Again, I agree with you Faye, that festivals do a great deal to foster creativity and bring people together. The Think Twice campaign isn’t about stopping festivals taking place in the UAE, it’s about boycotting a specific sponsor which is contributing enormously to climate change (an issue that threatens the whole planet) and which is owned by a government which represses free speech and treats certain classes of people as second class citizens. We’re not calling and never would call for a cultural boycott.
Sharing knowledge, challenging viewpoints and trying to find a better way? Yes, I agree with you again! If the Think Twice campaign hadn’t run we wouldn’t be here talking, discussing on this post (or on Matt’s FB page or else) sharing our experiences, challenging viewpoints or trying to find ways to do what we can can in our own small way to attempt to make the world a little bit better. I suspect that as in previous year, many authors and illustrators would have attended the festival pushing to one side any voices of concern in the back of their heads, arguing instead that if so many respected and brilliant people attend, then surely it must be ok. At least the campaign has shone a light on more of the cases of concern, the difficult issues about personal responsibility, and the complex discussions about cultural and creative engagement.

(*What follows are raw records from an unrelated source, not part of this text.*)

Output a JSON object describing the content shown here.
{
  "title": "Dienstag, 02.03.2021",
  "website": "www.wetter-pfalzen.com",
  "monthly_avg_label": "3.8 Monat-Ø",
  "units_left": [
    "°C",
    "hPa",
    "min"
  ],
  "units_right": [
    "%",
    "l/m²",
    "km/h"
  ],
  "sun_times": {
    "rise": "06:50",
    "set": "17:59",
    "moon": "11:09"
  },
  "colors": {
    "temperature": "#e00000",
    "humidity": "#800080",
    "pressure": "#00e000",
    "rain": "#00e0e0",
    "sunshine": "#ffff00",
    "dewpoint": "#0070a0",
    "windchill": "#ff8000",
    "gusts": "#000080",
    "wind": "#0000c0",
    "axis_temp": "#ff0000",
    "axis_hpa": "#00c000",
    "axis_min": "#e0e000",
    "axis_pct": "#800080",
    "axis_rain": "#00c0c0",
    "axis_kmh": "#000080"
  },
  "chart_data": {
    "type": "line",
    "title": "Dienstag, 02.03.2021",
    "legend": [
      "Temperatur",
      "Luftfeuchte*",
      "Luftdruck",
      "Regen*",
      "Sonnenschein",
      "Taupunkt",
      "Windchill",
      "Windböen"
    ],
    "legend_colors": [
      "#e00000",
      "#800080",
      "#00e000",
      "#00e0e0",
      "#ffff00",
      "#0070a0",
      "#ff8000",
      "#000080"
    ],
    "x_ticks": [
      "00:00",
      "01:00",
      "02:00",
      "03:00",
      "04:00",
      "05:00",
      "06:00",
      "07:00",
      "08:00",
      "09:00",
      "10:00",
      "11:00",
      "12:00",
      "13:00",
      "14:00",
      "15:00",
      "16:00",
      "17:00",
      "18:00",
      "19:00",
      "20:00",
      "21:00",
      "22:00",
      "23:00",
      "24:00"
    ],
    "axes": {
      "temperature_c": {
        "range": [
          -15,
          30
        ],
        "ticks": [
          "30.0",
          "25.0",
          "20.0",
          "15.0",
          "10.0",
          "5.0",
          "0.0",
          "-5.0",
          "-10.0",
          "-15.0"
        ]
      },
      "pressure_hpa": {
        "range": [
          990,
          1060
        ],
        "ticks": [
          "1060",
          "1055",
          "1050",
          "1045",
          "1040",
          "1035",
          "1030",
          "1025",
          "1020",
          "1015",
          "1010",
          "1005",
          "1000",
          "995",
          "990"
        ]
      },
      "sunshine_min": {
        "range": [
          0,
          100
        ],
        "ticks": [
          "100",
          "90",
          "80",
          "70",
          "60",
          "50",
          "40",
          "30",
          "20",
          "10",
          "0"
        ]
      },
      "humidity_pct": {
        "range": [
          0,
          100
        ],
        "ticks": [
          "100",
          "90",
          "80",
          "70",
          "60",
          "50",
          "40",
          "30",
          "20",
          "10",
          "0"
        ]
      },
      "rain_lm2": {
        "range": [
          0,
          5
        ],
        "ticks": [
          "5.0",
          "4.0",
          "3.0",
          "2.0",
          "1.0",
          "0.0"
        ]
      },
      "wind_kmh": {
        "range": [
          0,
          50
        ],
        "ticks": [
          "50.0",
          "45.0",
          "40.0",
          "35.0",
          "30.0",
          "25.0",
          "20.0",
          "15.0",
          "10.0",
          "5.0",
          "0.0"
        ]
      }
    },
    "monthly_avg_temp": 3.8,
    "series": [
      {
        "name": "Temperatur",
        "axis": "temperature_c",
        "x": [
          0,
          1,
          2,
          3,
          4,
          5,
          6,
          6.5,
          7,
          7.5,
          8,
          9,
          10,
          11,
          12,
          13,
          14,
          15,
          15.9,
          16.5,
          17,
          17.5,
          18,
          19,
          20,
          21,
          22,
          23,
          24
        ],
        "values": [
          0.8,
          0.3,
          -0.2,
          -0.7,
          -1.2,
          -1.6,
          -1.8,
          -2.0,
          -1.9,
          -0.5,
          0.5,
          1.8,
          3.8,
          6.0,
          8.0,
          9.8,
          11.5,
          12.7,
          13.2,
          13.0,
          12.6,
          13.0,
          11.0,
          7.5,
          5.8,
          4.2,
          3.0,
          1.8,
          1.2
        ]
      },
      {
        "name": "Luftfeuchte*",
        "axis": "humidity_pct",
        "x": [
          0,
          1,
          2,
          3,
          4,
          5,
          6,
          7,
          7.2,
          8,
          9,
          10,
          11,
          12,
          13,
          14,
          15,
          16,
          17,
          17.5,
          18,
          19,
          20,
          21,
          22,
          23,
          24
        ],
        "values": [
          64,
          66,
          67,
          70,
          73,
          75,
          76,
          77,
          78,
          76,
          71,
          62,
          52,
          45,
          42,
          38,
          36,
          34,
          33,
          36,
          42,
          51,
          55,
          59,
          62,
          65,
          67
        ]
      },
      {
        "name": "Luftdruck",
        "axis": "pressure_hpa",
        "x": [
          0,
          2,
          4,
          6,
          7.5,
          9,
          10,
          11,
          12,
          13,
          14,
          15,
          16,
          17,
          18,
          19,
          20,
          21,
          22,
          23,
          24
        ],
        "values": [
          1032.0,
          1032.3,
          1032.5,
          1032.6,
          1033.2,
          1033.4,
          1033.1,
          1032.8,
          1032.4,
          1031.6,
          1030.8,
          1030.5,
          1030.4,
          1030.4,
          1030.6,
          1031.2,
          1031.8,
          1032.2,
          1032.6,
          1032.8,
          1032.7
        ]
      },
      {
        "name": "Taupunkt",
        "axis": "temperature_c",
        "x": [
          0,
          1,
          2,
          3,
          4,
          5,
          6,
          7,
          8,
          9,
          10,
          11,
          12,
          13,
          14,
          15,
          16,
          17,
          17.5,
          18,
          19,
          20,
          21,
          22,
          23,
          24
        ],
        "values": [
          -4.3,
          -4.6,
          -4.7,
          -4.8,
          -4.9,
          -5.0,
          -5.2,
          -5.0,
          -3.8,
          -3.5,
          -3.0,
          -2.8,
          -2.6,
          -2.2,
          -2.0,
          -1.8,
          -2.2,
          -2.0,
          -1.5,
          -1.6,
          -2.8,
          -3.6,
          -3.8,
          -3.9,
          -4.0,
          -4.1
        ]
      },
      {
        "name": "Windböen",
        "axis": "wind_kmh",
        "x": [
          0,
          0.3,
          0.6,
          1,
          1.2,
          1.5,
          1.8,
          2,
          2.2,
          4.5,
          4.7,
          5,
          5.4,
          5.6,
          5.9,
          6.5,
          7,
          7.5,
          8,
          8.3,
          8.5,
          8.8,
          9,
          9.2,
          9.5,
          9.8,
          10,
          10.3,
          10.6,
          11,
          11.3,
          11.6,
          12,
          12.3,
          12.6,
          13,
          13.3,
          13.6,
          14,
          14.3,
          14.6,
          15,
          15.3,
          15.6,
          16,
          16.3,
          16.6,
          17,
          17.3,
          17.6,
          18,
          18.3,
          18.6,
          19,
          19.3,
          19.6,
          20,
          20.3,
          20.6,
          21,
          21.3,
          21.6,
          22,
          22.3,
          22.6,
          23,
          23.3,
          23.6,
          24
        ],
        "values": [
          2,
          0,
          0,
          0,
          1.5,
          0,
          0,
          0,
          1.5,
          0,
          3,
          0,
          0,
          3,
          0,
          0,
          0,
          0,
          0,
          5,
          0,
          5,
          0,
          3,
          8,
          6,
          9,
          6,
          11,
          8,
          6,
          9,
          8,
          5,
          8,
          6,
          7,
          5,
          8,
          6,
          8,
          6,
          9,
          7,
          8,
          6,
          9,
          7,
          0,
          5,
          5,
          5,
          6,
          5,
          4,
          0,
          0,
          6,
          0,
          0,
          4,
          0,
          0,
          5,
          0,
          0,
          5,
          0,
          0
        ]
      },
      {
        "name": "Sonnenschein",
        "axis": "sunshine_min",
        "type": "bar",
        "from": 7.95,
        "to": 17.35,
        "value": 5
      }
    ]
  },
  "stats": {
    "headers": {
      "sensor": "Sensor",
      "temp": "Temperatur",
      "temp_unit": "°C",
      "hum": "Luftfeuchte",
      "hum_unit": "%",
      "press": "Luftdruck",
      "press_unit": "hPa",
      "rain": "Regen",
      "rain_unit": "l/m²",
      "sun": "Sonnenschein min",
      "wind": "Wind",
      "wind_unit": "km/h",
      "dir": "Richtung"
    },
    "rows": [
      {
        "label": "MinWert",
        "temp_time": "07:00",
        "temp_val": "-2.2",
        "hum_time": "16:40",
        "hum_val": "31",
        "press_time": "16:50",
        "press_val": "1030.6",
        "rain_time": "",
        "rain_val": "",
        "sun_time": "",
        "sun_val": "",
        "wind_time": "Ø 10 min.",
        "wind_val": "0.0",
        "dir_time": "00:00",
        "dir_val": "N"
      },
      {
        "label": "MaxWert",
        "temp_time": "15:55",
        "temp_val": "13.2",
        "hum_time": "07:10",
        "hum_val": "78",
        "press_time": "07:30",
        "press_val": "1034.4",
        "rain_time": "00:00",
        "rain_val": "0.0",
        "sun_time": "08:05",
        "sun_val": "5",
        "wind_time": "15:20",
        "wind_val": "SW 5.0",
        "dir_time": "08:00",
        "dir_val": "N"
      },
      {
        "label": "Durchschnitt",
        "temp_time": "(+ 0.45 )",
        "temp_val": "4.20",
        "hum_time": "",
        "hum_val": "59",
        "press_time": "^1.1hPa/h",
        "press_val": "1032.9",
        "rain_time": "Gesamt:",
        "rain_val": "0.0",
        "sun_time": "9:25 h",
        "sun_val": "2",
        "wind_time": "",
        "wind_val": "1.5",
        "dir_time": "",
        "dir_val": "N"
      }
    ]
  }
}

Thanks for your reply Zoe. I understand you believe this is the way forward but I can’t condone it. It’s the equivalent of putting the UAE in the naughty corner. They might sit there for a little while while you ask them to ‘think about what they did’ but in the end it will be ineffective. Life will go on as usual – except possibly without a literature festival that benefits a huge number of people. You say you’re not calling for a cultural boycott, but in a country like the UAE where every corporation large enough to sponsor an event like this is government owned or government run, the result is the same.
Of course no one is going to argue that the things you stand for aren’t important. Of course they are. But you target one place, one company, one festival – and this doesn’t seem right to me. If you really feel passionately about climate change, why not ask authors to boycott flying altogether? If you really feel passionately about human rights, have a list of countries and their violations all around the world so that authors can decide across the board which places they feel comfortable visiting and why.
But mainly, my issue is still this: you do not take into account my main point, which is that much of the audience is there to learn and explore in a myriad of different ways – and as creative people who have the ability to take learning out of the classroom, out of the ordinary, and into every dimly lit corner of the world, it is their future we should invest in, to try and change our own. Young people, especially in the current political climate of the world, are the ones who need us the most to help them become the sorts of people we want looking after us and our planet as the world grows older. They are the people we want not just to make change, but BE change. You are right, your campaign has shone a light on difficult issues of personal responsibility. I just don’t feel that this is a very positive way to manage them.